Synchronous Objects: Degrees of Unison
Installation by Norah Zuniga Shaw
February 2–26, 2012
Wed–Sun 2–7pm

Opening: 
February 2, from 6–8 pm

Goethe-Institut Wyoming Building
5 East 3rd Street (at Bowery)
New York, NY 10003

Synchronous Objects: Degrees of Unison is a multipart sound and video installation focusing on “One Flat Thing, reproduced,” an ensemble dance by William Forsythe.

Focusing on the choreographic visualization online project Synchronous Objects created by Norah Zuniga Shaw, Maria Palazzi and William Forsythe, the installation brings viewers into an encounter with the deep structures of a dance and the generative ideas contained within. A series of visual objects—animations, computer graphics, interactive tools—enact a parallel performance of Forsythe’s choreographic ideas. The work was first launched online in 2009 and is still available in this form. In the installation, Norah Zuniga Shaw stays close to the conceptual foundations of the online original while extending them into the architectural and experiential possibilities of the Goethe-Institut Wyoming Building. In addition to interacting with the site and viewing HD animations from the project, visitors can spend time within a circle of synchronized visualizations unfolding from dance to data to objects over the 15-minute time span of the piece. William Forsythe’s voice calls out timing to the dancers and the sounds of the dancers’ actions move in multi-channel choreography around the space. Finally, a paper proliferation of creative processes can be found to read, leave behind, sort, or carry home.

Synchronous Objects: Degrees of Unison (2010)
A video installation by Norah Zuniga Shaw based on original material from
Synchronous Objects for One Flat Thing, reproduced (2009)
By William Forsythe, Norah Zuniga Shaw, Maria Palazzi

Objects in Performance
Symposium curated by André Lepecki, Performance Studies, NYU
February 3–4, 2012
NYU’s Tisch School of the Arts, Performance Studies
721 Broadway, 6th floor
New York, NY 10003

The recent phenomenon of object-invested experimental dance and performance echoes the resurgence of the object in recent philosophy, critical theory, literary and cultural studies; as well as in the renewed interest in the concept of the object in the visual arts. This resurgence of the object also has implications for studies on subjectivity. If, as Deleuze once said, “the status of the object is changed, so is the subject’s,” it is crucial to investigate the contemporary nature of this phenomenon. The Objects in Performance Symposium will gather a group of renowned American, German, and international scholars and artists, from a variety of fields and perspectives, to present their most recent research on the matter. The environment will be such as to stimulate exchange and conversation between disciplines, and between artists and scholars.

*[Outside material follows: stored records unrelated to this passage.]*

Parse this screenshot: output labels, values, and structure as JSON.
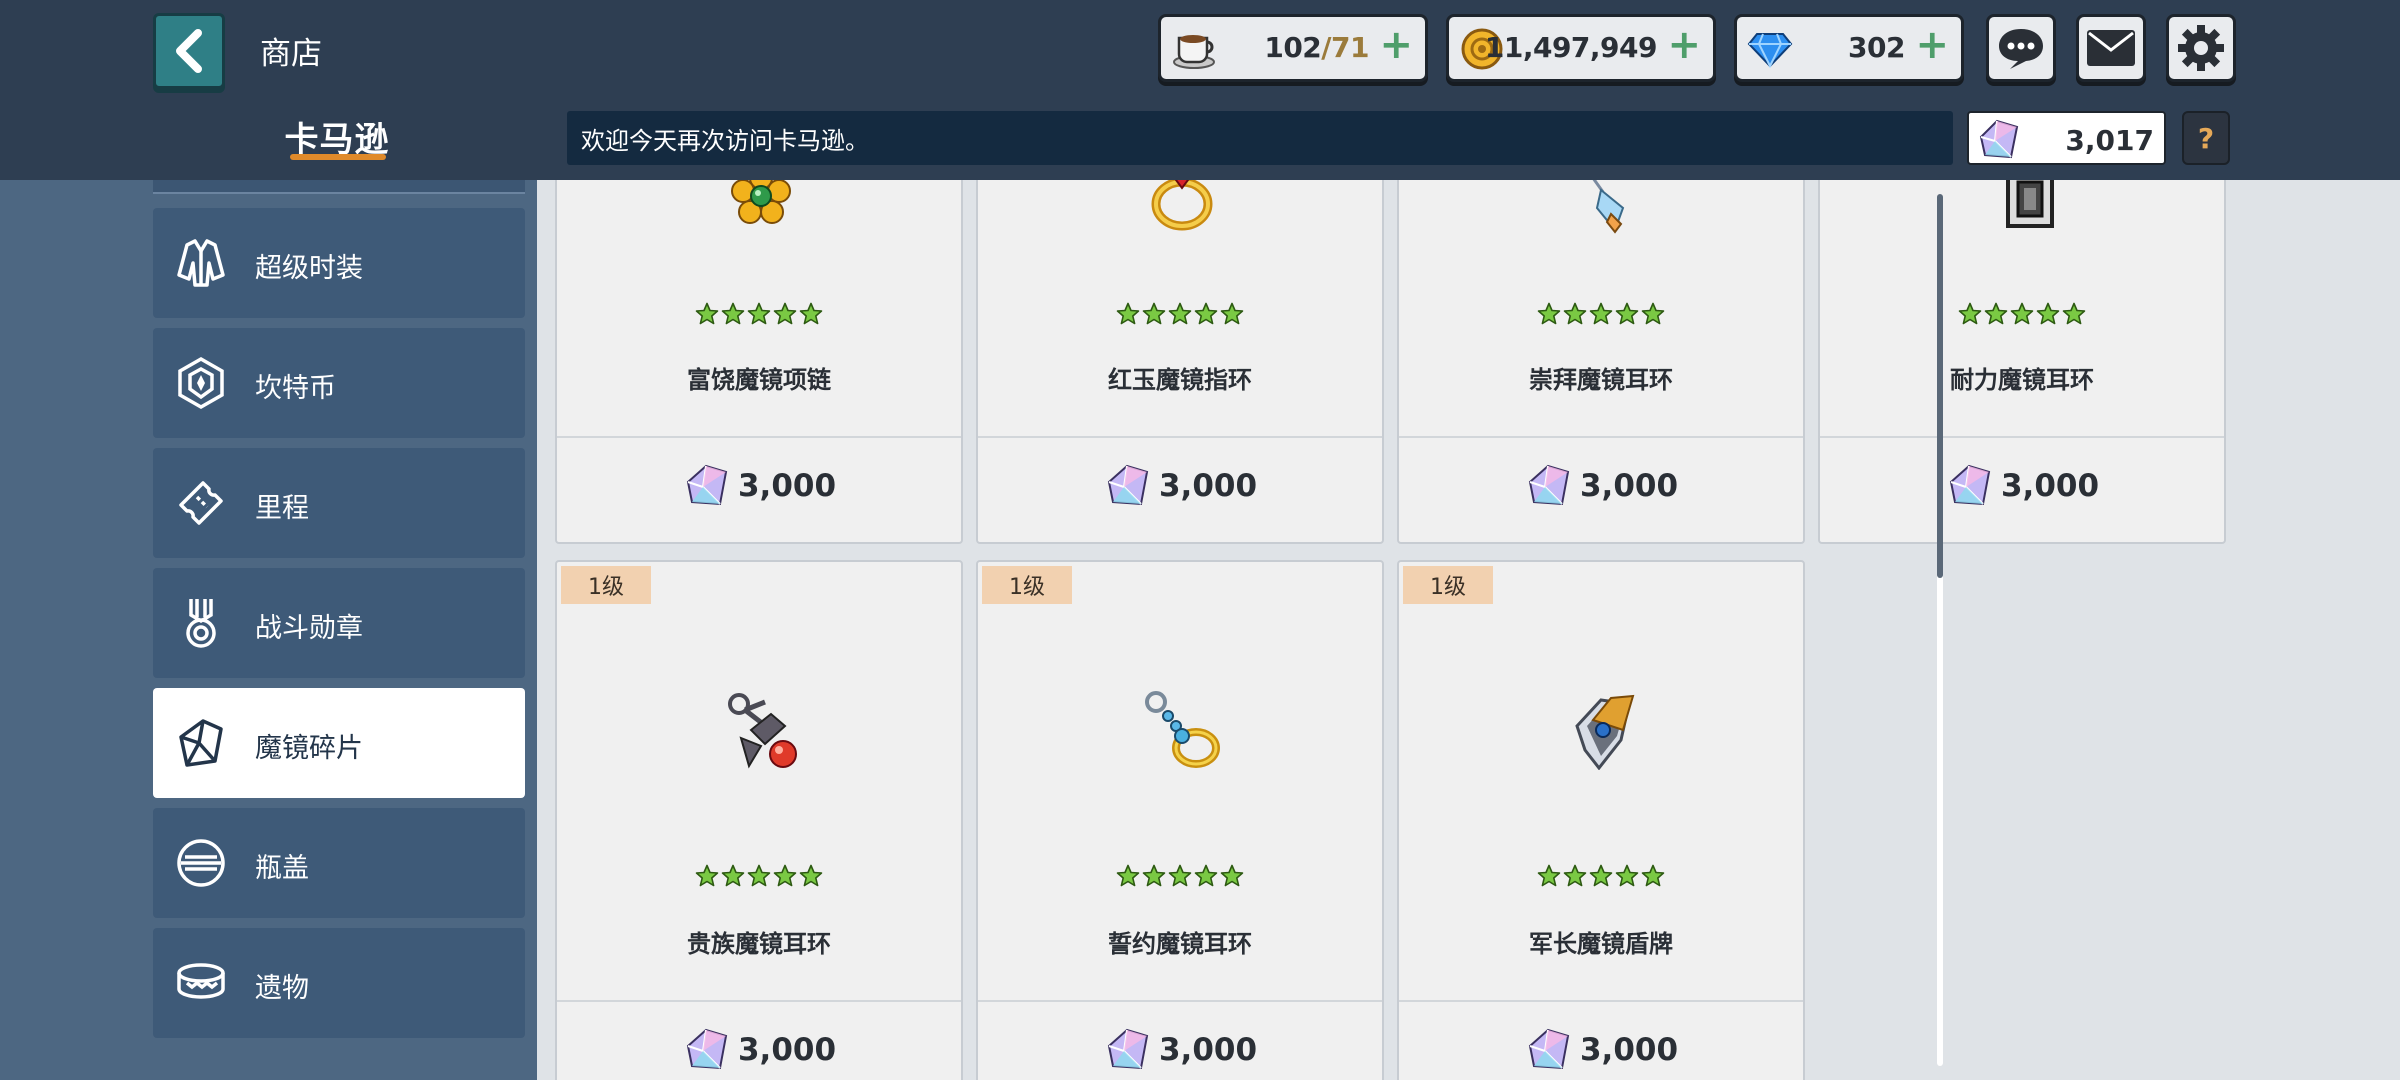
{
  "header": {
    "title": "商店",
    "shop_name": "卡马逊",
    "welcome_text": "欢迎今天再次访问卡马逊。"
  },
  "resources": {
    "stamina": {
      "current": "102",
      "max": "/71",
      "icon": "coffee-cup-icon"
    },
    "gold": {
      "value": "11,497,949",
      "icon": "gold-coin-icon"
    },
    "gems": {
      "value": "302",
      "icon": "blue-gem-icon"
    },
    "plus": "+"
  },
  "shard_balance": {
    "value": "3,017",
    "icon": "mirror-shard-icon"
  },
  "help_label": "?",
  "sidebar": {
    "items": [
      {
        "label": "超级时装",
        "icon": "costume-icon"
      },
      {
        "label": "坎特币",
        "icon": "hexagon-coin-icon"
      },
      {
        "label": "里程",
        "icon": "ticket-icon"
      },
      {
        "label": "战斗勋章",
        "icon": "medal-icon"
      },
      {
        "label": "魔镜碎片",
        "icon": "mirror-shard-icon"
      },
      {
        "label": "瓶盖",
        "icon": "bottle-cap-icon"
      },
      {
        "label": "遗物",
        "icon": "relic-icon"
      }
    ],
    "active_index": 4
  },
  "products": [
    {
      "name": "富饶魔镜项链",
      "price": "3,000",
      "stars": 5,
      "icon": "flower-necklace-icon",
      "level": ""
    },
    {
      "name": "红玉魔镜指环",
      "price": "3,000",
      "stars": 5,
      "icon": "ruby-ring-icon",
      "level": ""
    },
    {
      "name": "崇拜魔镜耳环",
      "price": "3,000",
      "stars": 5,
      "icon": "crystal-earring-icon",
      "level": ""
    },
    {
      "name": "耐力魔镜耳环",
      "price": "3,000",
      "stars": 5,
      "icon": "block-earring-icon",
      "level": ""
    },
    {
      "name": "贵族魔镜耳环",
      "price": "3,000",
      "stars": 5,
      "icon": "noble-earring-icon",
      "level": "1级"
    },
    {
      "name": "誓约魔镜耳环",
      "price": "3,000",
      "stars": 5,
      "icon": "oath-earring-icon",
      "level": "1级"
    },
    {
      "name": "军长魔镜盾牌",
      "price": "3,000",
      "stars": 5,
      "icon": "commander-shield-icon",
      "level": "1级"
    }
  ],
  "colors": {
    "accent_orange": "#e08a2a",
    "star_green": "#7ac943",
    "back_button": "#2f7f86",
    "plus_green": "#4f9e6b"
  }
}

With Barbara Browning, Franz Anton Cramer, Eleonora Fabião, George Ferrandi, Jenn Joy, Heather Kravas, Thomas Lehmen, André Lepecki, Eva Meyer-Keller, Sarah Michelson, Ann Pellegrini, Allen S. Weiss, Norah Zuniga Shaw.

Death is Certain
Performance by Eva Meyer-Keller
February 5, 2012, 2 performances at 6:00 pm and 07:30 pm
MINI/Goethe-Institut Curatorial Residencies Ludlow 38
38 Ludlow Street (btw. Grand & Hester)                  
New York, NY 10002

Cherries have tender skin, meat and a kind of bone inside them. Their juice is red like blood. When you treat them like humans sometimes treat other humans, then they become human themselves or at least animated objects, which invite you to identify yourself with them. In the performance Death is Certain, Eva Meyer-Keller has installed sweet cherries as her protagonists.

The viewer is reminded of deaths from films, but also the reality of executions, how they really happen: associations from individual and collective experience in face of the sweet death at the kitchen table.

The Goethe-Institut New York is a branch of the Federal Republic of Germany’s global cultural institute, established to promote the study of German language and culture abroad, encourage international cultural exchange, and provide information on Germany’s culture, society, and politics.